For years, scientists have debated whether that bout of global warming is responsible for the extinctions, or whether mankind also helped, as climate change let us venture out to new territory: crossing the Bering Strait to the Americas, for instance.

But people have only lived in the Bahamas for the last 1,000 years, giving University of Florida researchers an opportunity to compare the sinkhole’s oldest fossils, deposited before the big melt, with post-Ice Age bones, and those of animals that died after humans came to the island.

Scientists hoped that seeing which species made it from one era to the next, then the next – and why they lived or died out – would hold clues about how animals adapted to the changing climate, and then to humans, who altered the environment even more by hunting and clearing land for agriculture.

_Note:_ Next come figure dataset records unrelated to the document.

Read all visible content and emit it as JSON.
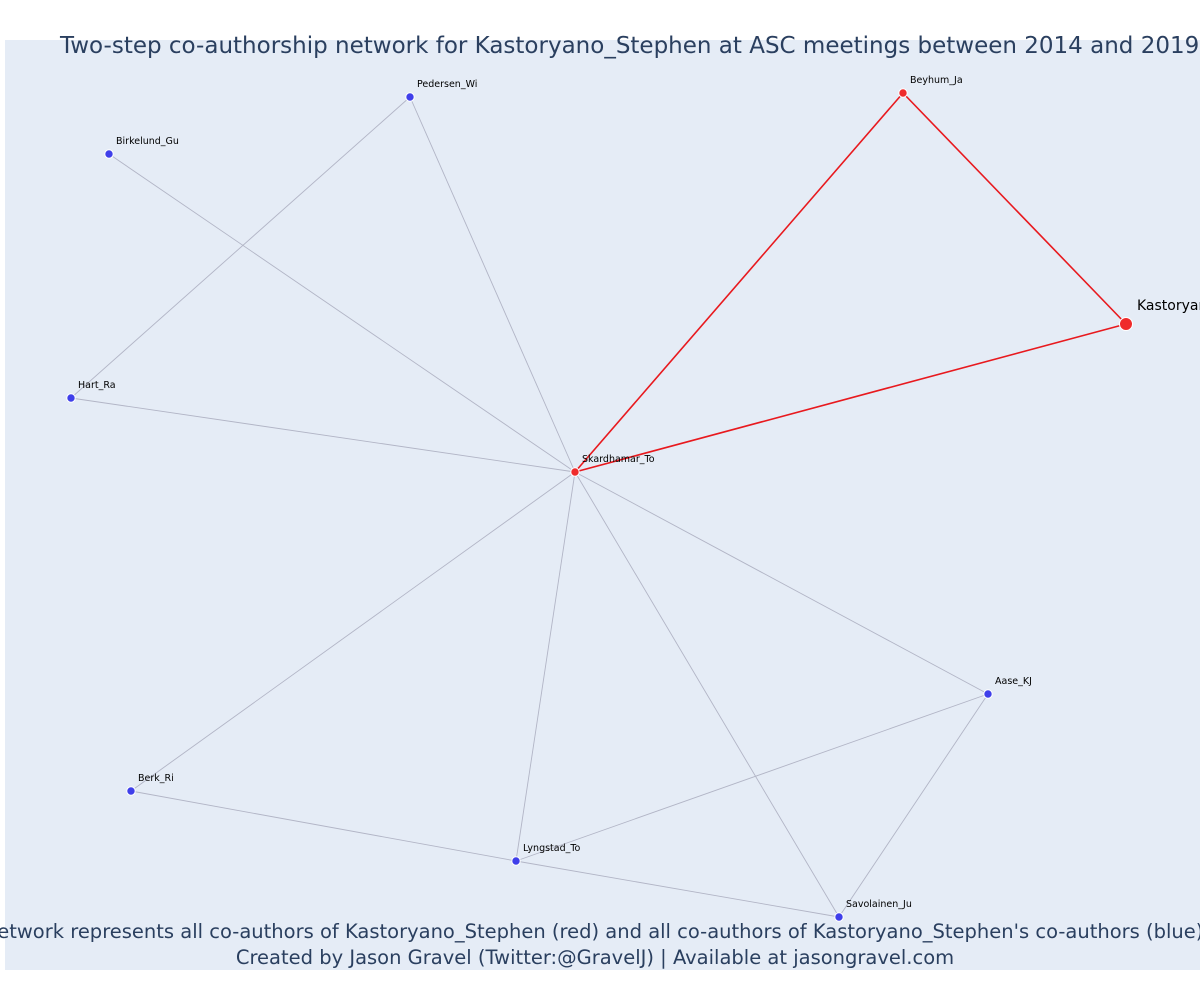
{
  "title": "Two-step co-authorship network for Kastoryano_Stephen at ASC meetings between 2014 and 2019",
  "caption": {
    "line1": "Network represents all co-authors of Kastoryano_Stephen (red) and all co-authors of Kastoryano_Stephen's co-authors (blue)",
    "line2": "Created by Jason Gravel (Twitter:@GravelJ) | Available at jasongravel.com"
  },
  "colors": {
    "background": "#e5ecf6",
    "red": "#ef2b2b",
    "blue": "#3f3fea",
    "red_edge": "#e8191e",
    "grey_edge": "#b2b5c6",
    "text": "#2a3f5f"
  },
  "chart_data": {
    "type": "network",
    "nodes": [
      {
        "id": "Kastoryano_Stephen",
        "group": "ego"
      },
      {
        "id": "Skardhamar_To",
        "group": "red"
      },
      {
        "id": "Beyhum_Ja",
        "group": "red"
      },
      {
        "id": "Pedersen_Wi",
        "group": "blue"
      },
      {
        "id": "Birkelund_Gu",
        "group": "blue"
      },
      {
        "id": "Hart_Ra",
        "group": "blue"
      },
      {
        "id": "Aase_KJ",
        "group": "blue"
      },
      {
        "id": "Berk_Ri",
        "group": "blue"
      },
      {
        "id": "Lyngstad_To",
        "group": "blue"
      },
      {
        "id": "Savolainen_Ju",
        "group": "blue"
      }
    ],
    "edges": [
      [
        "Kastoryano_Stephen",
        "Beyhum_Ja",
        "red"
      ],
      [
        "Kastoryano_Stephen",
        "Skardhamar_To",
        "red"
      ],
      [
        "Beyhum_Ja",
        "Skardhamar_To",
        "red"
      ],
      [
        "Skardhamar_To",
        "Pedersen_Wi",
        "grey"
      ],
      [
        "Skardhamar_To",
        "Birkelund_Gu",
        "grey"
      ],
      [
        "Skardhamar_To",
        "Hart_Ra",
        "grey"
      ],
      [
        "Skardhamar_To",
        "Berk_Ri",
        "grey"
      ],
      [
        "Skardhamar_To",
        "Lyngstad_To",
        "grey"
      ],
      [
        "Skardhamar_To",
        "Savolainen_Ju",
        "grey"
      ],
      [
        "Skardhamar_To",
        "Aase_KJ",
        "grey"
      ],
      [
        "Pedersen_Wi",
        "Hart_Ra",
        "grey"
      ],
      [
        "Berk_Ri",
        "Lyngstad_To",
        "grey"
      ],
      [
        "Lyngstad_To",
        "Savolainen_Ju",
        "grey"
      ],
      [
        "Lyngstad_To",
        "Aase_KJ",
        "grey"
      ],
      [
        "Aase_KJ",
        "Savolainen_Ju",
        "grey"
      ]
    ]
  }
}
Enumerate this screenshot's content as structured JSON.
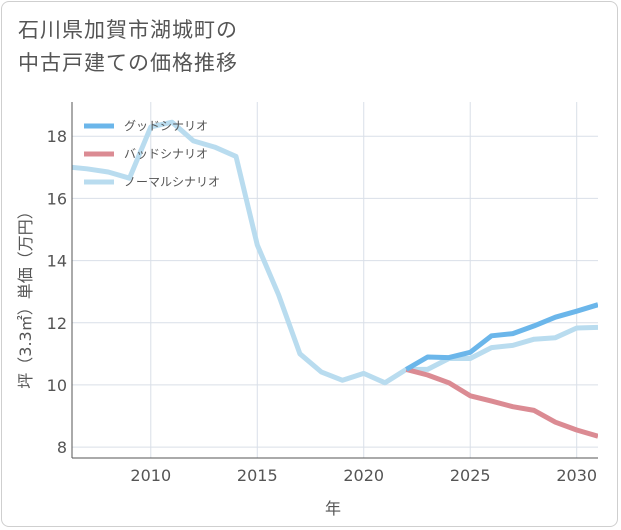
{
  "title_line1": "石川県加賀市湖城町の",
  "title_line2": "中古戸建ての価格推移",
  "chart_data": {
    "type": "line",
    "xlabel": "年",
    "ylabel": "坪（3.3㎡）単価（万円）",
    "xlim": [
      2006.3,
      2031.0
    ],
    "ylim": [
      7.65,
      19.1
    ],
    "xticks": [
      2010,
      2015,
      2020,
      2025,
      2030
    ],
    "yticks": [
      8,
      10,
      12,
      14,
      16,
      18
    ],
    "grid": true,
    "legend_position": "top-left",
    "series": [
      {
        "name": "グッドシナリオ",
        "color": "#6bb6ea",
        "x": [
          2022,
          2023,
          2024,
          2025,
          2026,
          2027,
          2028,
          2029,
          2030,
          2031
        ],
        "y": [
          10.5,
          10.9,
          10.88,
          11.05,
          11.58,
          11.65,
          11.9,
          12.18,
          12.37,
          12.58
        ]
      },
      {
        "name": "バッドシナリオ",
        "color": "#db8b93",
        "x": [
          2022,
          2023,
          2024,
          2025,
          2026,
          2027,
          2028,
          2029,
          2030,
          2031
        ],
        "y": [
          10.5,
          10.32,
          10.07,
          9.65,
          9.48,
          9.3,
          9.18,
          8.8,
          8.55,
          8.35
        ]
      },
      {
        "name": "ノーマルシナリオ",
        "color": "#b9dcef",
        "x": [
          2006.3,
          2007,
          2008,
          2009,
          2010,
          2011,
          2012,
          2013,
          2014,
          2015,
          2016,
          2017,
          2018,
          2019,
          2020,
          2021,
          2022,
          2023,
          2024,
          2025,
          2026,
          2027,
          2028,
          2029,
          2030,
          2031
        ],
        "y": [
          17.0,
          16.95,
          16.85,
          16.65,
          18.3,
          18.45,
          17.85,
          17.65,
          17.35,
          14.5,
          12.9,
          11.0,
          10.42,
          10.15,
          10.37,
          10.07,
          10.5,
          10.5,
          10.85,
          10.85,
          11.2,
          11.27,
          11.47,
          11.52,
          11.83,
          11.85
        ]
      }
    ]
  }
}
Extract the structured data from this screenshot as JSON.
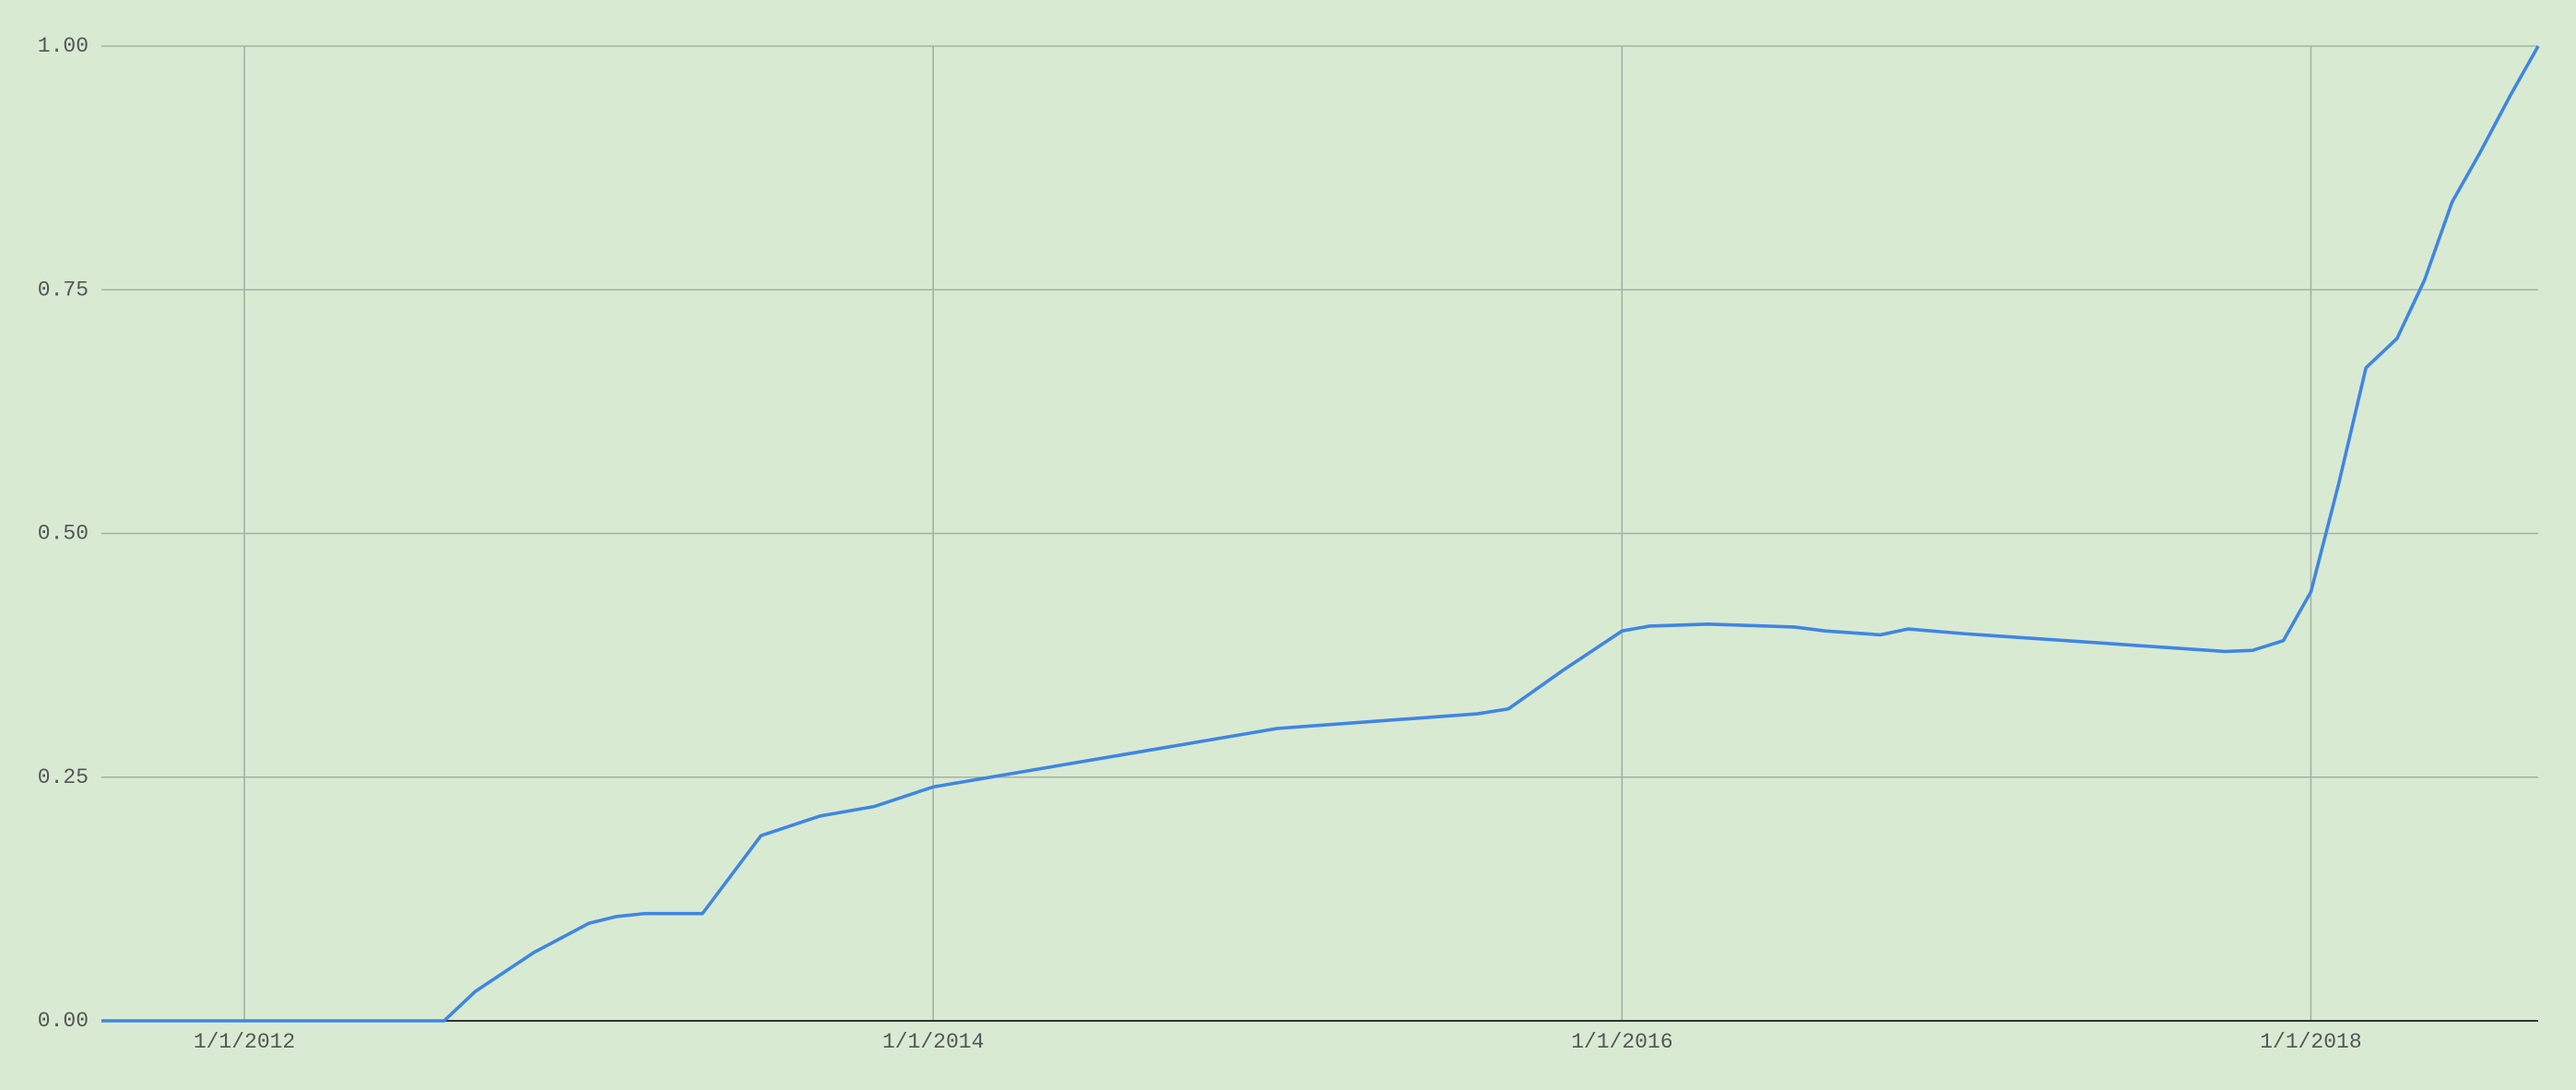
{
  "chart_data": {
    "type": "line",
    "x": [
      2011.585,
      2012.58,
      2012.67,
      2012.84,
      2013.0,
      2013.08,
      2013.16,
      2013.33,
      2013.5,
      2013.67,
      2013.83,
      2014.0,
      2015.0,
      2015.58,
      2015.67,
      2015.83,
      2016.0,
      2016.08,
      2016.25,
      2016.5,
      2016.59,
      2016.75,
      2016.83,
      2017.0,
      2017.75,
      2017.83,
      2017.92,
      2018.0,
      2018.08,
      2018.16,
      2018.25,
      2018.33,
      2018.41,
      2018.49,
      2018.58,
      2018.66
    ],
    "series": [
      {
        "color": "#3f86e3",
        "values": [
          0,
          0,
          0.03,
          0.07,
          0.1,
          0.107,
          0.11,
          0.11,
          0.19,
          0.21,
          0.22,
          0.24,
          0.3,
          0.315,
          0.32,
          0.36,
          0.4,
          0.405,
          0.407,
          0.404,
          0.4,
          0.396,
          0.402,
          0.397,
          0.379,
          0.38,
          0.39,
          0.44,
          0.55,
          0.67,
          0.7,
          0.76,
          0.84,
          0.89,
          0.95,
          1.0
        ]
      }
    ],
    "xlim": [
      2011.585,
      2018.66
    ],
    "xticks": [
      {
        "value": 2012,
        "label": "1/1/2012"
      },
      {
        "value": 2014,
        "label": "1/1/2014"
      },
      {
        "value": 2016,
        "label": "1/1/2016"
      },
      {
        "value": 2018,
        "label": "1/1/2018"
      }
    ],
    "ylim": [
      0,
      1
    ],
    "yticks": [
      {
        "value": 0,
        "label": "0.00"
      },
      {
        "value": 0.25,
        "label": "0.25"
      },
      {
        "value": 0.5,
        "label": "0.50"
      },
      {
        "value": 0.75,
        "label": "0.75"
      },
      {
        "value": 1,
        "label": "1.00"
      }
    ],
    "grid": true
  }
}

Of the 95 species studied, 39 are now extinct. Some 44 percent of the extinctions resulted from changes in climate and rising seas: perhaps because smaller populations forced inbreeding, Dr. Steadman suggests. But the majority adapted and were getting along just fine, until humans changed the game: the remaining 56 percent were wiped out in the last 1000 years.

A $375,000 National Science Foundation grant will now help the team determine whether genetic differences played a role helping some animals adjust to homo sapiens better than others.

It’s possible that the answer will help preserve biodiversity, as animals today again face the twin challenges of global warming and human activity, what University of Florida master’s student and co-author Hayley Singleton calls “the perfect storm.” 

“If we’re losing that high of a percentage over a millennium, is anything going to be left by the time we get to the next ice age?” Steadman asked Live Science.